Thx for the effort, but: I already discovered more than is shown on your map, I think! going left, I followed the first tunnel I found - and found an exit into the open. Could not find that on your version at all. Is xkcd changing tiles?
In the original, the supposedly black tiles were actually just missing images, allowing the black background to show through. That's why they're white here. The author has used a solid background for the whole map, instead of having a black background for the bottom half.
I had this master plan of putting it into a webpage and using some sort of screen-print extension or JS to save it as one huge image. But as of now I've now spent more time on the capture part of it than I did on the initial scripts to grab the files and render them out in JavaScript, and need to get back to work instead.

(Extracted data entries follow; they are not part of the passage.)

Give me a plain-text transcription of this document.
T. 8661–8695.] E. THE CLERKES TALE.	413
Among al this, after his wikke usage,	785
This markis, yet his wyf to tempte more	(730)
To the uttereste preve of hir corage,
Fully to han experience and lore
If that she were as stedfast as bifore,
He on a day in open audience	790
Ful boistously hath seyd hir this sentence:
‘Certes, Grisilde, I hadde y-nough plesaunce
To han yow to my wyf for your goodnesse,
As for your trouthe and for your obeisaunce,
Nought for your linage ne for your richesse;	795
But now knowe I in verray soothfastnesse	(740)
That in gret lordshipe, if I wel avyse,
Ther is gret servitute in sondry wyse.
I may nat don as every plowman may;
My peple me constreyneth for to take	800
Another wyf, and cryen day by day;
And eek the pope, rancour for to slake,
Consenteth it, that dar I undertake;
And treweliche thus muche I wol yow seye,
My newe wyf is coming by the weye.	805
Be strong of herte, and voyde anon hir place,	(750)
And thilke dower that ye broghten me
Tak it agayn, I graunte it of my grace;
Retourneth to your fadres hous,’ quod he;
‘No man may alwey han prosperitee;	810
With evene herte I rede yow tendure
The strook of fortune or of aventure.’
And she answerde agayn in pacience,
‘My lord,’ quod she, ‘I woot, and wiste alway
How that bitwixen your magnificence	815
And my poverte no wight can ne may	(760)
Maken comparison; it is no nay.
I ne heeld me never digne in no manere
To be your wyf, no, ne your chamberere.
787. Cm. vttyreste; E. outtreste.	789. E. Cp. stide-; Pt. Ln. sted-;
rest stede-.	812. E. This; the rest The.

If this helps anyone get closer to a full image, please post the result!
Dropbox says "This account's public links are generating too much traffic and have been temporarily disabled!" so I put a backup on Cloud app: http://news.ycombinator.com/item?id=4543626
This was as big as I could get it before my computer started to grind to a halt, but it's more of a demo of how little code it takes to do this sort of thing in AngularJS than anything else.
Took me away from building http://goodfil.ms for about 40 minutes all up.
After 45 minutes, my index fingers are absolutely warn out from using a trackpad. I really wish he would have made it navigable by more than just click & drag. I do wish this was more thorough, though.
To me that's why its so magical. Its actually expensive in time and effort to navigate, so you feel like you're investing something in order to explore. This also means that its difficult to see every part of the image, so you're left with a sense of frontiers yet unexplored when you navigate away from the page. The zooming versions are cool but, to me, actually take away from what Randall is trying to achieve here.
I thought that it was the "click" part of the original navigation that really frustrated me, rather than only seeing a little bit at a time. I gave up on the original in a few minutes because my hands/wrists were aching after using a touchpad and then a mouse
I used the zoom versions after the fact primarily so I could swipe to look at the original 1:1 more comfortably, and then only later to follow up on what I thought (correctly) was just a bunch of blank space. Clicking to drag specifically really dampened my enthusiasm for going off in random directions to investigate the whole thing.
I think it still works with zooming because the scale is so extreme that it leaves you wondering whether a tiny smudge is worth zooming in on. And once you zoom in far enough to read the text, the surrounding objects look as big as they're meant to be.
Creator of Plunker here. Big thanks to the Nodejitsu and Mongolab folks whose services are strong enough to compensate for my crappy code being hit by a Hackernews assault.
I must be missing the point to this because I'm having a "huh, cool? move on moment"; but it's the top item on the front page right now. Can someone shed some light at what I'm looking at?